Sermons

Summary: Lent, 1987: We are impatient for God to do something, but do not notice that already He is bringing aspects of the Kingdom, slowly but surely. Have faith and wait to see what He is certain to do.

When I was a boy of about eight or ten years old, I undertook a brief experiment in gardening. I was told that a particular piece of ground in our back yard was mine to use, and I was given some packages of seeds and a few instructions and set to work.

Well, that morning I cleared that plot of weeds and I dug it up. I punched little holes in the earth and carefully poked the seeds in place. I covered the seeds with the earth, poured water over the whole thing, and then sat down to watch. Well? Well? No plants? I did everything I was supposed to do; so where are the plants?

I was told that I would have to wait, that I had done about all I could do for now, but I would just have to wait. And so I waited – until the next morning. And went out. And still no plants: nothing, not a thing. Why not? I was told that I would have to wait some more, quite a lot more.

The third morning, out again, and still nothing visible. So I dug up a couple of seeds to see what was happening. Maybe they couldn't get up through the clods; maybe they were growing down instead of up – I mean, when you look at a seed, they don't print "This End Up" anywhere on them. I found some of my three-day old seeds, but didn't see anything happening. By now I was convinced that this enterprise was doomed to failure, that I had a brown thumb instead of a green one, and besides, by now it was boring, boring, boring. So I quit.

A few days later I happened by my little garden and found there was something I hadn't seen before: little yellowish green shoots here and there. Where did they come from? I hadn't seen anything coming up, hadn't heard any earthquakes, but there they were. Evidences of life. Wow, I was a gardener after all.

And so I sat down to watch these critters grow. Let's watch nature at work. And so I sat, and I sat, and I sat, and saw nothing. Just little yellowish green shoots. Was that it? This is gardening? This is a crop? Forget it … boring, boring, boring.

But I do not need to tell you what happened. Slowly, imperceptibly, over the next days and weeks, those little shoots did grow and did multiply. I never actually saw them do it but somehow they did. And after a while this boy's garden got to the place where his mother said, “You'd better clear that thing out – looks like a jungle.

And yet I never actually saw it grow. No matter how long I sat and stared at it, I did not see a plant inch up, I did not observe a blossom unfolding, I did not with my eyes notice it when a stalk developed a new branch. So slowly, so slowly; and yet, as I learned, so surely.

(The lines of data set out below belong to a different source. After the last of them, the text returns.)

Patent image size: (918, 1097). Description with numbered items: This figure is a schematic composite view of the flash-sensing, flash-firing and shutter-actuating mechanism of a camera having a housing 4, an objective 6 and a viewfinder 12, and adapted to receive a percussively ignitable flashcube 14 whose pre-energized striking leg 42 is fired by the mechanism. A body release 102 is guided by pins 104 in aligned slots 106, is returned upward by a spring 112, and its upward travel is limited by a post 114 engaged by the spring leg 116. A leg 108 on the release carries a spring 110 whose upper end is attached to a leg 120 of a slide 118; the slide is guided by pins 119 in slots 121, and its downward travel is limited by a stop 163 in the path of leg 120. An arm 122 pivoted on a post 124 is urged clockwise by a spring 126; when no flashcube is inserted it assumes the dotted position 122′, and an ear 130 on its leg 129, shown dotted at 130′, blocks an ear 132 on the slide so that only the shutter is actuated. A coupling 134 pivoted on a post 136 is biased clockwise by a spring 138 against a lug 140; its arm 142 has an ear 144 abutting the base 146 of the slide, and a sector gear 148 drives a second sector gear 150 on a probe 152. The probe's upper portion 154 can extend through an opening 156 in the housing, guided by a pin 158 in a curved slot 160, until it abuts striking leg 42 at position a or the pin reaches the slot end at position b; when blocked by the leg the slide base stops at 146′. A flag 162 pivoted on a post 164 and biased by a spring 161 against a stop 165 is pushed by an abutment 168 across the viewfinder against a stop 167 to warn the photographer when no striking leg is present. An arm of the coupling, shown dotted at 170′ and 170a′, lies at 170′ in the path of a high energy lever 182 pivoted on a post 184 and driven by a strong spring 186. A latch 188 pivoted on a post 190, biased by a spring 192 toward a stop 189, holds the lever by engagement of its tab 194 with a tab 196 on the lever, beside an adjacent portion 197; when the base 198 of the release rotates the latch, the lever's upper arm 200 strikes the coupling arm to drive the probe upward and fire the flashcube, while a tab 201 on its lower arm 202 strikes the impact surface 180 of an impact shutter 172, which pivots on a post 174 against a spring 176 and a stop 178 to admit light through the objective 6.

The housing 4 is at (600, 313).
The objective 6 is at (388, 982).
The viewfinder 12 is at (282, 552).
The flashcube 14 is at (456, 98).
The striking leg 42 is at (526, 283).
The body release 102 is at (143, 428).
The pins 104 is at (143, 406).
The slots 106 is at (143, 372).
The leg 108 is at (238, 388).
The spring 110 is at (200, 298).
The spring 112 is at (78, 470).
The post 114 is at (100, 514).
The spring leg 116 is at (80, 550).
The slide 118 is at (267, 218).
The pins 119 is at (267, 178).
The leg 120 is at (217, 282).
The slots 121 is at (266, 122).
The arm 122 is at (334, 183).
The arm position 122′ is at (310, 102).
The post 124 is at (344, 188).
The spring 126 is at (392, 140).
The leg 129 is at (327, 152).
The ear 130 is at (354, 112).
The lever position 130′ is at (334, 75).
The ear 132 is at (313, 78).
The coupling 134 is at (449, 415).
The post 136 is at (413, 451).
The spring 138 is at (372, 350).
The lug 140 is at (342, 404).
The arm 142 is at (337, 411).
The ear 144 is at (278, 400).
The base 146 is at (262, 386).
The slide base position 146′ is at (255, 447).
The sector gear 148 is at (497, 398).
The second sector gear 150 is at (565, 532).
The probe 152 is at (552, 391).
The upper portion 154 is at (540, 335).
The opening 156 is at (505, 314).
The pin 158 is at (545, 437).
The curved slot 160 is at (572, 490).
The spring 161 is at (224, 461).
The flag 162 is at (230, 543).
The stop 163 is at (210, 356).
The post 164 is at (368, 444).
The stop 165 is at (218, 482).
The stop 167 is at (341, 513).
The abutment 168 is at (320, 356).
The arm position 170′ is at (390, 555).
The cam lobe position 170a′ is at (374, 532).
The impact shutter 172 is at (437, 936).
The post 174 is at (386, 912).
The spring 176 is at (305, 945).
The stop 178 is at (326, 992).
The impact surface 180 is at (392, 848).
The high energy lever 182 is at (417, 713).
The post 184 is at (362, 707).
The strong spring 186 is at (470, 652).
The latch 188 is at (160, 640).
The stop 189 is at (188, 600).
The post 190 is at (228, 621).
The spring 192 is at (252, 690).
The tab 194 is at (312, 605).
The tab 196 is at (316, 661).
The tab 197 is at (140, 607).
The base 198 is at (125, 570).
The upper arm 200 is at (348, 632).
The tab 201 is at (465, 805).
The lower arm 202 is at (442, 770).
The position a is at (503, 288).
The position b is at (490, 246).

The apostle James must have observed the same sort of thing. At least the folks for whom he wrote his letter must have seen it, and understood it, because James noted that the farmer has to wait for the precious fruit of the earth, that he has to be patient and wait over it until it receives the early rain and the latter rain, until it matures. And, says James, just as the farmer does all that he can do, and then is called upon simply to be patient, to wait, so you, Christian, are called upon to be patient, to wait, for what? For the coming of the Lord. And his cry to us is, "Establish your hearts, be patient, establish your hearts, be steadfast", for the coming of the Lord is at hand.

Those early Christians, not many years after a first-hand experience of the risen and ascended Christ, were anxious that the work of God be completed. They had seen that God had now planted the seed and watered and nourished it, that what God was about in the grand sweep of human history was in fact being accomplished. And so like the boy and his garden, they were now sitting back and saying, Well? Well? Where is it? Where is the Christ who is to come again? Where is the wrap up? We're ready, Lord, go ahead, finish.

To them James says, It's coming, it's coming. Be patient. It's coming, the Lord is on his way. Trust me. Be patient. Be like the farmer who plants his crop and waters it, but then can do no more, and slowly, imperceptibly it comes, surely it comes. You can scarcely see it, but it comes. And though the coming of Christ may be slow, surely he comes. Though his return is not apparent on your timetable, surely he comes. Be patient, establish your hearts, for he comes. His coming is, in fact, at hand.